It’s a bad year for Christopher Columbus. Seattle just announced that the city is changing Columbus Day to Indigenous Peoples Day, and now the identification of his flagship, the Santa Maria, is being called into question.
In 1492, Christopher Columbus sailed across the ocean with three ships but brought only two of them back home. The Santa Maria ran aground on Christmas that year, and its exact location was lost to history. As the Guardian reports, archaeologists have speculated for years as to whether the ship’s wreckage had disappeared into the sediment or been pushed out into the bay.
Earlier this year, archaeologists claimed to have found the wreck of the Santa Maria off the coast of Haiti, but a new report from UNESCO says that this particular wreck cannot be that of the Santa Maria.
Although the site is located in the general area where one would expect to find the Santa Maria based on contemporary accounts of Columbus’ first voyage, it is further away from shore than one should expect.
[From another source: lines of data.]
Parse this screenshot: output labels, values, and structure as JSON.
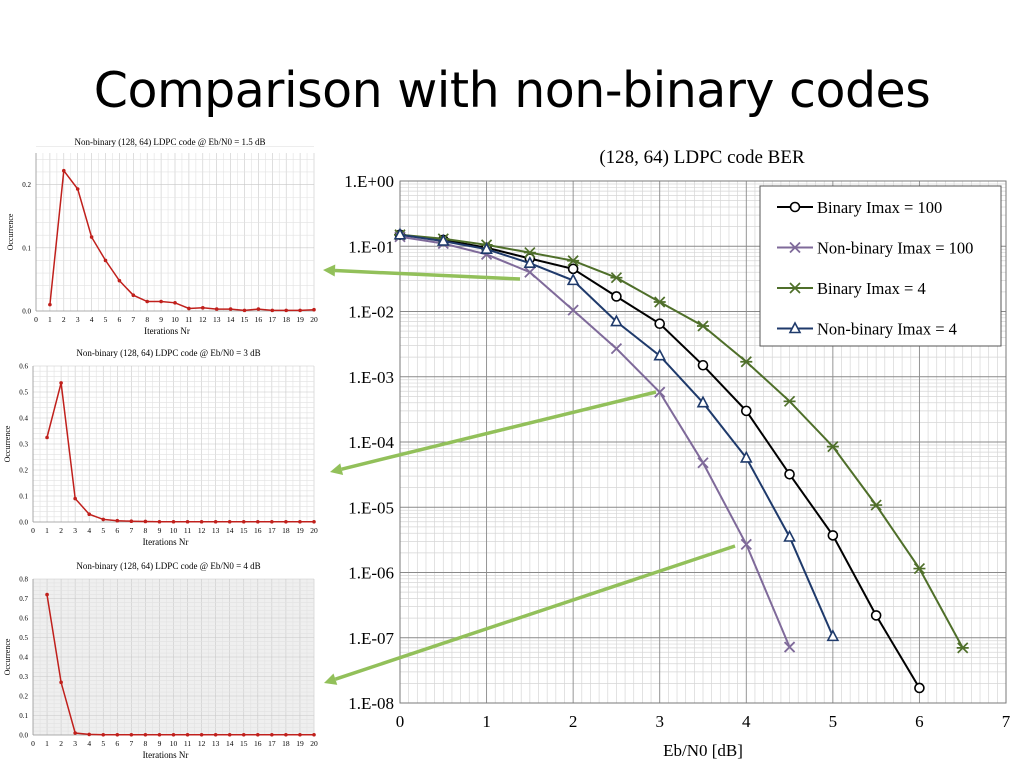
{
  "slide": {
    "title": "Comparison with non-binary codes"
  },
  "colors": {
    "binary_imax100": "#000000",
    "nonbinary_imax100": "#7f6a9a",
    "binary_imax4": "#4f6f2a",
    "nonbinary_imax4": "#1f3a6b",
    "small_series": "#c0201c",
    "arrow": "#92c05a"
  },
  "chart_data": [
    {
      "type": "line",
      "title": "(128, 64) LDPC code BER",
      "xlabel": "Eb/N0 [dB]",
      "ylabel": "",
      "yscale": "log",
      "xlim": [
        0,
        7
      ],
      "ylim": [
        1e-08,
        1
      ],
      "x_ticks": [
        "0",
        "1",
        "2",
        "3",
        "4",
        "5",
        "6",
        "7"
      ],
      "y_ticks": [
        "1.E+00",
        "1.E-01",
        "1.E-02",
        "1.E-03",
        "1.E-04",
        "1.E-05",
        "1.E-06",
        "1.E-07",
        "1.E-08"
      ],
      "grid": true,
      "legend": "top-right",
      "series": [
        {
          "name": "Binary Imax = 100",
          "marker": "circle",
          "x": [
            0,
            0.5,
            1,
            1.5,
            2,
            2.5,
            3,
            3.5,
            4,
            4.5,
            5,
            5.5,
            6
          ],
          "y": [
            0.15,
            0.125,
            0.095,
            0.065,
            0.045,
            0.017,
            0.0065,
            0.0015,
            0.0003,
            3.2e-05,
            3.7e-06,
            2.2e-07,
            1.7e-08
          ]
        },
        {
          "name": "Non-binary Imax = 100",
          "marker": "x",
          "x": [
            0,
            0.5,
            1,
            1.5,
            2,
            2.5,
            3,
            3.5,
            4,
            4.5
          ],
          "y": [
            0.14,
            0.11,
            0.075,
            0.04,
            0.0105,
            0.0027,
            0.00058,
            4.8e-05,
            2.7e-06,
            7.2e-08
          ]
        },
        {
          "name": "Binary Imax = 4",
          "marker": "star",
          "x": [
            0,
            0.5,
            1,
            1.5,
            2,
            2.5,
            3,
            3.5,
            4,
            4.5,
            5,
            5.5,
            6,
            6.5
          ],
          "y": [
            0.15,
            0.13,
            0.105,
            0.08,
            0.06,
            0.033,
            0.014,
            0.006,
            0.0017,
            0.00042,
            8.5e-05,
            1.08e-05,
            1.15e-06,
            7e-08
          ]
        },
        {
          "name": "Non-binary Imax = 4",
          "marker": "triangle",
          "x": [
            0,
            0.5,
            1,
            1.5,
            2,
            2.5,
            3,
            3.5,
            4,
            4.5,
            5
          ],
          "y": [
            0.15,
            0.12,
            0.09,
            0.055,
            0.03,
            0.007,
            0.0021,
            0.0004,
            5.7e-05,
            3.5e-06,
            1.05e-07
          ]
        }
      ]
    },
    {
      "type": "line",
      "title": "Non-binary (128, 64) LDPC code @ Eb/N0 = 1.5 dB",
      "xlabel": "Iterations Nr",
      "ylabel": "Occurrence",
      "xlim": [
        0,
        20
      ],
      "ylim": [
        0,
        0.25
      ],
      "x_ticks": [
        "0",
        "1",
        "2",
        "3",
        "4",
        "5",
        "6",
        "7",
        "8",
        "9",
        "10",
        "11",
        "12",
        "13",
        "14",
        "15",
        "16",
        "17",
        "18",
        "19",
        "20"
      ],
      "y_ticks": [
        "0.0",
        "0.1",
        "0.2"
      ],
      "y_tick_values": [
        0,
        0.1,
        0.2
      ],
      "grid": true,
      "series": [
        {
          "x": [
            1,
            2,
            3,
            4,
            5,
            6,
            7,
            8,
            9,
            10,
            11,
            12,
            13,
            14,
            15,
            16,
            17,
            18,
            19,
            20
          ],
          "y": [
            0.01,
            0.222,
            0.193,
            0.117,
            0.08,
            0.048,
            0.025,
            0.015,
            0.015,
            0.013,
            0.004,
            0.005,
            0.003,
            0.003,
            0.001,
            0.003,
            0.001,
            0.001,
            0.001,
            0.002
          ]
        }
      ]
    },
    {
      "type": "line",
      "title": "Non-binary (128, 64) LDPC code @ Eb/N0 = 3 dB",
      "xlabel": "Iterations Nr",
      "ylabel": "Occurrence",
      "xlim": [
        0,
        20
      ],
      "ylim": [
        0,
        0.6
      ],
      "x_ticks": [
        "0",
        "1",
        "2",
        "3",
        "4",
        "5",
        "6",
        "7",
        "8",
        "9",
        "10",
        "11",
        "12",
        "13",
        "14",
        "15",
        "16",
        "17",
        "18",
        "19",
        "20"
      ],
      "y_ticks": [
        "0.0",
        "0.1",
        "0.2",
        "0.3",
        "0.4",
        "0.5",
        "0.6"
      ],
      "y_tick_values": [
        0,
        0.1,
        0.2,
        0.3,
        0.4,
        0.5,
        0.6
      ],
      "grid": true,
      "series": [
        {
          "x": [
            1,
            2,
            3,
            4,
            5,
            6,
            7,
            8,
            9,
            10,
            11,
            12,
            13,
            14,
            15,
            16,
            17,
            18,
            19,
            20
          ],
          "y": [
            0.325,
            0.535,
            0.09,
            0.03,
            0.01,
            0.005,
            0.003,
            0.002,
            0.001,
            0.001,
            0.001,
            0.001,
            0.001,
            0.001,
            0.001,
            0.001,
            0.001,
            0.001,
            0.001,
            0.001
          ]
        }
      ]
    },
    {
      "type": "line",
      "title": "Non-binary (128, 64) LDPC code @ Eb/N0 = 4 dB",
      "xlabel": "Iterations Nr",
      "ylabel": "Occurrence",
      "xlim": [
        0,
        20
      ],
      "ylim": [
        0,
        0.8
      ],
      "x_ticks": [
        "0",
        "1",
        "2",
        "3",
        "4",
        "5",
        "6",
        "7",
        "8",
        "9",
        "10",
        "11",
        "12",
        "13",
        "14",
        "15",
        "16",
        "17",
        "18",
        "19",
        "20"
      ],
      "y_ticks": [
        "0.0",
        "0.1",
        "0.2",
        "0.3",
        "0.4",
        "0.5",
        "0.6",
        "0.7",
        "0.8"
      ],
      "y_tick_values": [
        0,
        0.1,
        0.2,
        0.3,
        0.4,
        0.5,
        0.6,
        0.7,
        0.8
      ],
      "grid": true,
      "series": [
        {
          "x": [
            1,
            2,
            3,
            4,
            5,
            6,
            7,
            8,
            9,
            10,
            11,
            12,
            13,
            14,
            15,
            16,
            17,
            18,
            19,
            20
          ],
          "y": [
            0.72,
            0.27,
            0.01,
            0.003,
            0.001,
            0.001,
            0.001,
            0.001,
            0.001,
            0.001,
            0.001,
            0.001,
            0.001,
            0.001,
            0.001,
            0.001,
            0.001,
            0.001,
            0.001,
            0.001
          ]
        }
      ]
    }
  ]
}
Furthermore, and even more conclusively, the fasteners found on the site indicate a technique of ship construction that dates the ship to the late 17th or 18th century rather than the 15th or 16th century. In addition, if artefact CV1-10 is indeed the remains of protective copper sheathing, than the ship could even not be dated to a time before the late 18th century.
A few days before the UNESCO report was released, the AP reported that Barry Clifford, who had found and excavated the wreck site, was standing by his assertion that the wreck was the Santa Maria.
The UNESCO report does recommend that people keep searching for the remains of the Santa Maria and encourages the government of Haiti to take steps to protect the wrecks in the area.